Apply the log laws in turn.
- Power law: $2\log_3 6 = \log_3 36$
- Quotient law: $\log_3 36 - \log_3 4 = \log_3 \frac{36}{4} = \log_3 9$
- $9 = 3^2 \Rightarrow \log_3 9 = 2$
Value: $2$.
Where the marks go
- 1 mark: Uses the power law: $2\log_3 6 = \log_3 36$
- 1 mark: Uses the quotient law to reach $\log_3 9$
- 1 mark: Evaluates $\log_3 9 = 2$
Key idea
Coefficients become powers, sums become products and differences become quotients — combine to a single log, then evaluate from the base.
Example 2 — Solving an exponential equation
Question
Solve $5^{2x} = 20$, giving your answer correct to three decimal places.
Solution
Take logs of both sides: $\log 5^{2x} = \log 20$.
Bring the power down: $2x \log 5 = \log 20$, so $2x = \dfrac{\log 20}{\log 5}$.
Then $x = \dfrac{\log 20}{2\log 5} = \dfrac{1.30103}{2(0.69897)} = \dfrac{1.30103}{1.39794} \approx 0.931$.
$x \approx 0.931$. Keep full accuracy until the final rounding.
The unknown is stuck in the exponent, and logs are the tool that brings it down.

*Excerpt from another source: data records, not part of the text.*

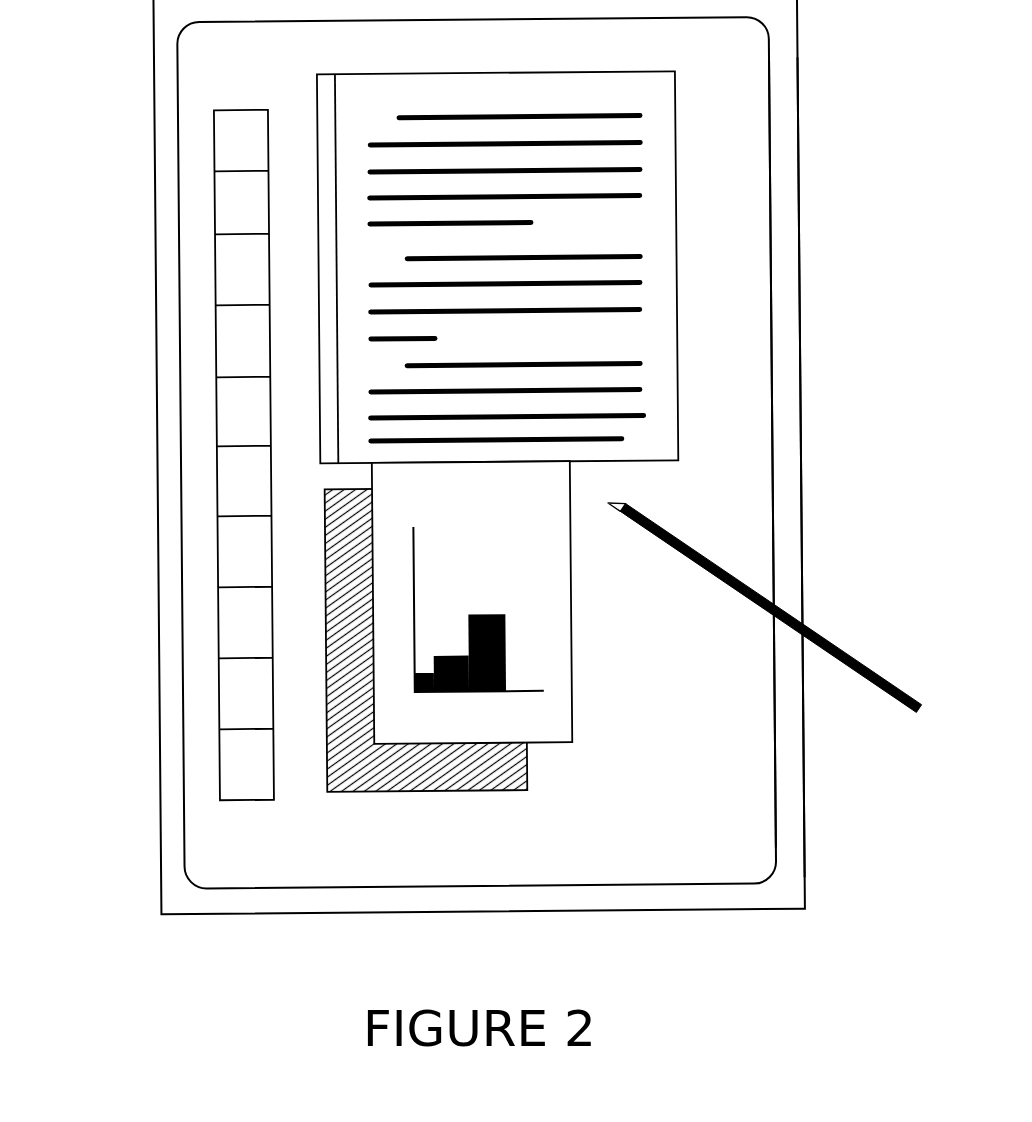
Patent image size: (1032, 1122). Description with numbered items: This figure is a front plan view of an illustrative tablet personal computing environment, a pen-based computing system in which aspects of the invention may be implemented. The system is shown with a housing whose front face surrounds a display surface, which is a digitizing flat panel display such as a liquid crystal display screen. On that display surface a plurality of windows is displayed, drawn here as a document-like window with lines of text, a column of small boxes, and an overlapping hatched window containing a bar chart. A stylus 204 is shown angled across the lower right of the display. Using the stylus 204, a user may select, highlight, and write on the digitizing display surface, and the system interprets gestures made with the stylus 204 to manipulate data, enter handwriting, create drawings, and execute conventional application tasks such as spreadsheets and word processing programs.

The stylus 204 is at (838, 672).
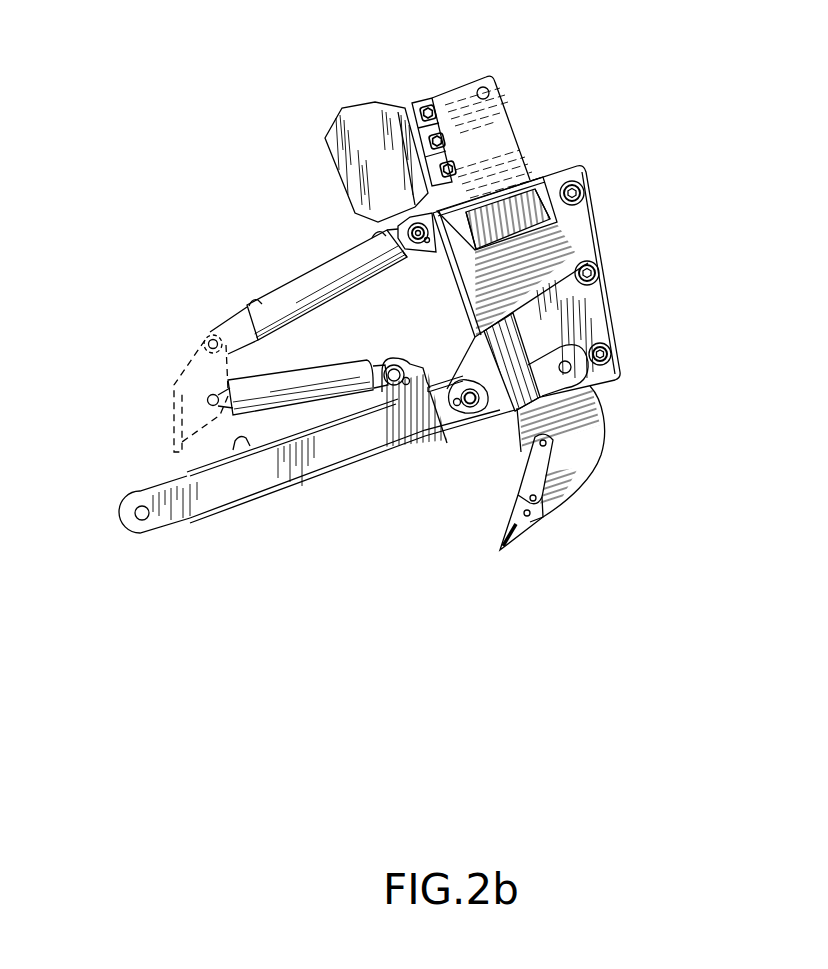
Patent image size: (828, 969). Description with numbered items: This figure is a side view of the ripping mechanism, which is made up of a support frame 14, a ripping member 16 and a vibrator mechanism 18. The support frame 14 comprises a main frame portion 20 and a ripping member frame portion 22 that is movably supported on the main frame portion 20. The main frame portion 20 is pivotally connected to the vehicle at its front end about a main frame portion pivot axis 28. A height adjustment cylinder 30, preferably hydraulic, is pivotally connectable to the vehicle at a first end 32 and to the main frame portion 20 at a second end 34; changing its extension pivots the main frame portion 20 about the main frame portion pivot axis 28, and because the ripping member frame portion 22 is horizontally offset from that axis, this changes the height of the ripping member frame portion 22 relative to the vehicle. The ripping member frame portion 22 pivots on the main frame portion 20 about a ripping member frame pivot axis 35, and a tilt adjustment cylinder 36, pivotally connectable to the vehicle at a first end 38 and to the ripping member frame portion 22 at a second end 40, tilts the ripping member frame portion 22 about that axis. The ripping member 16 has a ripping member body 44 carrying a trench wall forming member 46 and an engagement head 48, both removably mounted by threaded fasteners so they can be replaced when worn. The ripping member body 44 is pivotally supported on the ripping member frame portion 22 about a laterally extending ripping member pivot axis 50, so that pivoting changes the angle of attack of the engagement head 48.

The support frame 14 is at (330, 490).
The ripping member 16 is at (596, 460).
The vibrator mechanism 18 is at (357, 106).
The main frame portion 20 is at (377, 443).
The ripping member frame portion 22 is at (589, 250).
The main frame portion pivot axis 28 is at (142, 513).
The height adjustment cylinder 30 is at (298, 382).
The first end 32 is at (208, 397).
The second end 34 is at (396, 364).
The ripping member frame pivot axis 35 is at (472, 408).
The tilt adjustment cylinder 36 is at (307, 288).
The first end 38 is at (213, 335).
The second end 40 is at (419, 244).
The ripping member body 44 is at (513, 142).
The trench wall forming member 46 is at (517, 437).
The engagement head 48 is at (508, 520).
The ripping member pivot axis 50 is at (567, 369).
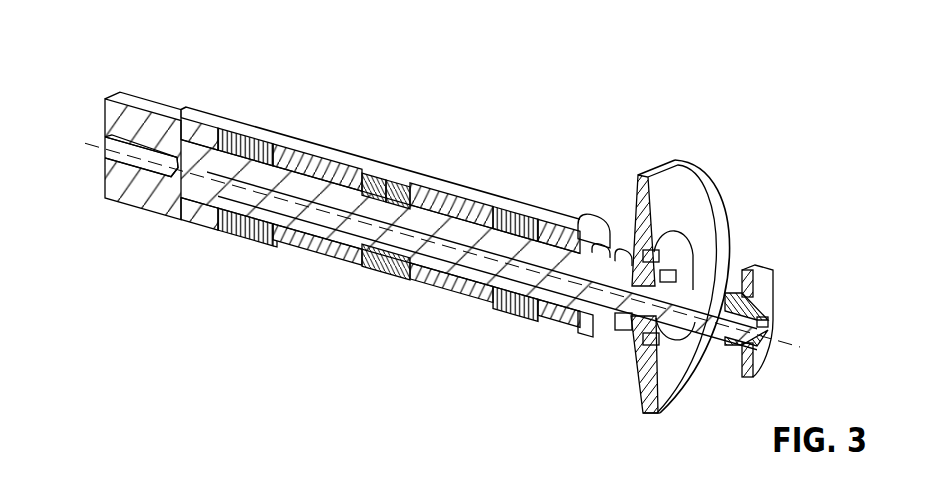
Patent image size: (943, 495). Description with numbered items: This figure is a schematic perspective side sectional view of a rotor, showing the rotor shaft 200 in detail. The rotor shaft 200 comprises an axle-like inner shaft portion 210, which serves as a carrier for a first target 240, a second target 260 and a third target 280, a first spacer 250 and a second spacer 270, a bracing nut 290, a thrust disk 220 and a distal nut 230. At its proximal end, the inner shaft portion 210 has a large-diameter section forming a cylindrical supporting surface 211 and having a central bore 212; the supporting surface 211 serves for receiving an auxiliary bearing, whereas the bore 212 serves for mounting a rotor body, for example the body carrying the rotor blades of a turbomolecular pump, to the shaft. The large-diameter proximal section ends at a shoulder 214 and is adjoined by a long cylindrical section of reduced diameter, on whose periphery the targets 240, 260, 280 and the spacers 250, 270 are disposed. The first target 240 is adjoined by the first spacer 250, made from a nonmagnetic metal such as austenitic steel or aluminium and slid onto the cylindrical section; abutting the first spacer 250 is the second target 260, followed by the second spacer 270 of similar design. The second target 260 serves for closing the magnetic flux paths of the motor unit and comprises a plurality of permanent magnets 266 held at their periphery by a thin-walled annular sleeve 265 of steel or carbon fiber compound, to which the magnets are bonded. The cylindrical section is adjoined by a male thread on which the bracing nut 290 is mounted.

The rotor shaft 200 is at (251, 103).
The inner shaft portion 210 is at (138, 187).
The cylindrical supporting surface 211 is at (160, 130).
The central bore 212 is at (104, 141).
The shoulder 214 is at (217, 209).
The thrust disk 220 is at (640, 208).
The distal nut 230 is at (768, 287).
The first target 240 is at (231, 236).
The first spacer 250 is at (303, 244).
The second target 260 is at (383, 268).
The sleeve 265 is at (363, 169).
The permanent magnets 266 is at (392, 178).
The second spacer 270 is at (445, 289).
The third target 280 is at (508, 313).
The bracing nut 290 is at (560, 318).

Take the log of both sides: $\log 5^{2x} = \log 20$.
By the power law, the exponent comes out the front: $2x \log 5 = \log 20$. Now it's just a linear equation in $x$.
Divide to isolate $x$: $x = \dfrac{\log 20}{2\log 5}$. Putting the numbers in, $\log 20 \approx 1.30103$ and $\log 5 \approx 0.69897$, so $x = \dfrac{1.30103}{1.39794} \approx 0.9307$.
Rounded to three decimal places, $x \approx 0.931$. The big idea: whenever the variable is an exponent, take logs to pull it down to ground level.
Take logs; bring down the power.
- $\log 5^{2x} = \log 20$
- $2x \log 5 = \log 20$
- $x = \dfrac{\log 20}{2\log 5}$
- $= \dfrac{1.30103}{1.39794} \approx 0.9307$
$x \approx 0.931$.
Where the marks go
- 1 mark: Takes logs of both sides
- 1 mark: Brings the power down: $2x\log 5 = \log 20$
- 1 mark: Correct answer $x \approx 0.931$
Key idea
When the unknown is in the exponent, take logs of both sides and use the power law to bring it down, then solve the resulting linear equation.